Magazine Cinéma
Une des choses fort appréciable à Paris lorsque l’on aime le cinéma, c’est que malgré l’assiduité pour guetter tout ce qu’il y a d’intéressant à voir sur un grand écran, il est possible de faire des découvertes fortuites. Balader ses yeux dans la liste des films à l’affiche, zieuter un peu ce qui passe dans telle ou telle salle, et boum, on se rend compte que si l’on n’avait pas fait attention, on serait passé à côté d’une belle opportunité cinéphile. Cela m’est arrivé il y a encore quelques jours à peine en tombant sur la programmation de la semaine du Nouveau Latina, le cinéma du Marais qui héberge notamment chaque samedi soir « Panic ! Cinéma ».
« Reprise des films du Festival de Locarno ».Ah bon ils font ça au Latina ? Depuis quand ? On verra bien ce qu’ils en disent sur place, car hors de question de passer à côté d’une telle occasion, d’autant que parmi les œuvres qui me sautent aux yeux, l’une s’inscrit parfaitement dans mon emploi du temps : « Somebody up there likes me ». Certains d’entre vous reconnaîtront là le titre d’un film de boxe des années 50 ayant lancé la carrière de Paul Newman sur grand écran (« Marqué par la haine » en français), mais le « Somebody up there likes me » présenté ce jour-là au Nouveau Latina n’avait rien à voir avec le film de Robert Wise.
La faible densité de spectateurs ayant répondu présent (certes un jour de semaine à 17h, mais lorsque je sortirai à 18h30, il n’y aura pas plus de monde à faire la queue pour le film suivant) laisse penser que la manifestation doit être jeune et fort peu connue. En fait, lors de la présentation du film, on apprendra que c’est la troisième année que le Centre Culturel Suisse organise une reprise des films du Festival de Locarno à Paris (une sélection de films pour être plus précis), mais qu’il s’agit de la première fois que les films sont projetés dans une vraie salle de cinéma et non plus au Centre Culturel lui-même. Pas étonnant donc que je n’en avais pas entendu parler jusqu’à cette année.

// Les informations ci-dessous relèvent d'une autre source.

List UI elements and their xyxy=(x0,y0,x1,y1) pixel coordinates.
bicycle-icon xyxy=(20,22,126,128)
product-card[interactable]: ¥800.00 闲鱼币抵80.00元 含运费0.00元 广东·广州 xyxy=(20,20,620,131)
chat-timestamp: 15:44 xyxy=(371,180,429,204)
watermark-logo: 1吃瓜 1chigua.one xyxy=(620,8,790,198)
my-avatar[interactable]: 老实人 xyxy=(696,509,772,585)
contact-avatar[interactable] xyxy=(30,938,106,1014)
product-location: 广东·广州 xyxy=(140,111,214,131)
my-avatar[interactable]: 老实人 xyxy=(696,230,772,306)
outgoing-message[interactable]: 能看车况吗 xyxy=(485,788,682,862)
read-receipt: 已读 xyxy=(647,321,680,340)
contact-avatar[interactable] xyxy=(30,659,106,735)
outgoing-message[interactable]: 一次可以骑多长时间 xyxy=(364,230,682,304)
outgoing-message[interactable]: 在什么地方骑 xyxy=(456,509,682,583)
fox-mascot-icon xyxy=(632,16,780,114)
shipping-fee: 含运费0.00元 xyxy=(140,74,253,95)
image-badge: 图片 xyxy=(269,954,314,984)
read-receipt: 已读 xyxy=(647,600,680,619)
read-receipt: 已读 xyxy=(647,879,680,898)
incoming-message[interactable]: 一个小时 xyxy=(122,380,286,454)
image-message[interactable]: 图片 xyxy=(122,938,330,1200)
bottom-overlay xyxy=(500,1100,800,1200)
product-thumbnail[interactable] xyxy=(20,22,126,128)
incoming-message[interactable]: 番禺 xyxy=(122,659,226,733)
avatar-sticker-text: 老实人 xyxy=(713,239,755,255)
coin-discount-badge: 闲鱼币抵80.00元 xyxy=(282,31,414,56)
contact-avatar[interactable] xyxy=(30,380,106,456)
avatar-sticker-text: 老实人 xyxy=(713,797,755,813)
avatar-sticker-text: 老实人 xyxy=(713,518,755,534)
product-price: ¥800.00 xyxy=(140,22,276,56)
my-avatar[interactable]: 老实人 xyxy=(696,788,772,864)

Olivier Père, directeur artistique du Festival de Locarno (plus maintenant en réalité, il vient de quitter le festival), avait fait le déplacement pour nous présenter le premier film de la sélection à être projeté, « Somebody up there likes me », donc, lauréat du Léopard d’Argent lors de la manifestation suisse en août dernier. Calé à mon cinquième rang fétiche, j’attendais le début des festivités lorsque j’entendis les deux spectatrices dans mon dos discuter : « Oh ça faisait longtemps que je ne l’avais pas vu lui ! - Qui, lui ? Tu sais qu’ils ont parlé de lui dans So Film ? - Ah c’est LUI Plastic Man ?? Ils mettaient pas sa photo dans l’article, je savais pas que c’était lui ! »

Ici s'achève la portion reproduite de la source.